# great outdoor suntan lotion?



## Green Eyes (May 1, 2006)

So i am off to sunbathe for 2 weeks in hawaii and i want a good suntan lotion that will protect my skin but also get me the best possible tan....any recommendations???


----------



## user3 (May 1, 2006)

Green eyes do you already have a base tan?

If not I suggest a lotion with a high SPF. The sun in HI is much different than here in CA and you can easily burn there. Even those of darker skin types can burn.

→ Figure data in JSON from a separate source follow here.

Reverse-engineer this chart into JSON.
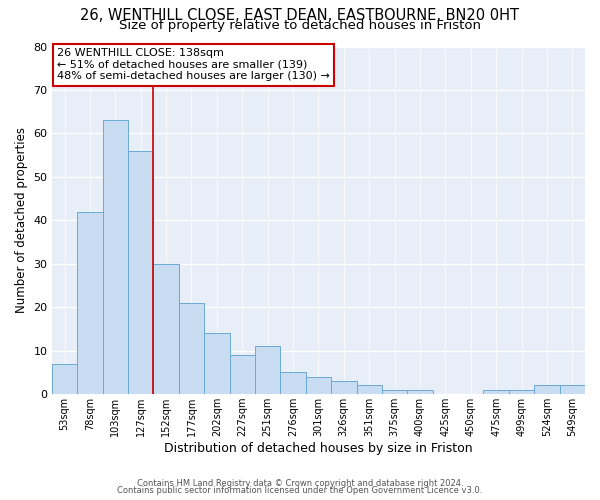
{
  "title": "26, WENTHILL CLOSE, EAST DEAN, EASTBOURNE, BN20 0HT",
  "subtitle": "Size of property relative to detached houses in Friston",
  "xlabel": "Distribution of detached houses by size in Friston",
  "ylabel": "Number of detached properties",
  "categories": [
    "53sqm",
    "78sqm",
    "103sqm",
    "127sqm",
    "152sqm",
    "177sqm",
    "202sqm",
    "227sqm",
    "251sqm",
    "276sqm",
    "301sqm",
    "326sqm",
    "351sqm",
    "375sqm",
    "400sqm",
    "425sqm",
    "450sqm",
    "475sqm",
    "499sqm",
    "524sqm",
    "549sqm"
  ],
  "values": [
    7,
    42,
    63,
    56,
    30,
    21,
    14,
    9,
    11,
    5,
    4,
    3,
    2,
    1,
    1,
    0,
    0,
    1,
    1,
    2,
    2
  ],
  "bar_color": "#c9ddf2",
  "bar_edge_color": "#6aaad4",
  "vline_color": "#cc0000",
  "annotation_text": "26 WENTHILL CLOSE: 138sqm\n← 51% of detached houses are smaller (139)\n48% of semi-detached houses are larger (130) →",
  "annotation_box_color": "#ffffff",
  "annotation_box_edge": "#cc0000",
  "ylim": [
    0,
    80
  ],
  "yticks": [
    0,
    10,
    20,
    30,
    40,
    50,
    60,
    70,
    80
  ],
  "footer1": "Contains HM Land Registry data © Crown copyright and database right 2024.",
  "footer2": "Contains public sector information licensed under the Open Government Licence v3.0.",
  "plot_bg_color": "#e8eef8",
  "fig_bg_color": "#ffffff",
  "grid_color": "#ffffff",
  "title_fontsize": 10.5,
  "subtitle_fontsize": 9.5,
  "ylabel_fontsize": 8.5,
  "xlabel_fontsize": 9
}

If you already have a base I suggest still using a lotion with an SPF. Hawaiian Tropic Golden tanning with SPF  8.
Also I would pick up some SPF 15 as well. I would apply that once an hour or 1/2 an hour if you are in the water. I know you might think that the SPF won't get you tan with with the HI sun you don't want to burn. You will still get tan, I promise!
Also get a get one that is made for the face and use that on your face and shoulders.

Also check your pm's


----------



## Shimmer (May 1, 2006)

definitely use at least an 8. My bro lives in Ewa Beach, and that's the minimum he or his wife will use.


----------



## Jennifer Mcfly (May 1, 2006)

I agree, at least 8 if you are darker skinned or already have a base tan. Since you are going to be out in the sun alot for the next two weeks, you can wear a high SPF (even 15) and still get a nice tan and not worry about burning. I would suggest putting on SPF 15 before you leave the house/hotel then maybe take SPF4-8 with you to the beach and reapply that as needed. You really don't want to burn, in this case, safe really is better then sorry.

If you are fair skinned or w/o a base tan I would def. use SPF 15 or higher the first few days. You want to enjoy your whole vacation in the sun, not get burnt and have to deal w/ a sunburn...





Have an awesome time!!!


----------



## Green Eyes (May 1, 2006)

thank you...i have a small base tan - went into the "no u-v beds" to get a decent base....i think that i will give that hawaiian tropic a try - in at least an 8, and probably 30 for my face....i will keep a 15 to apply at the beginning of the day - thanks for all you help!!!  off to the store


----------



## xbeatofangelx (Feb 3, 2007)

I have the same questions

Are there any specific brands I could look into or that anyone recommends? *Mexico cruise in 30 days!*


----------



## MACtastic (Feb 6, 2007)

Rumor has it that Shiseido makes the best sunscreen. I tried it at a training, and it feels nice on the skin...ooh, and it doesn't have that nasty sunscreen smell.
I personally like Peter Thomas Roth for sunscreen. I use his SPF 15 for every day, but I believe he also has a 30.


----------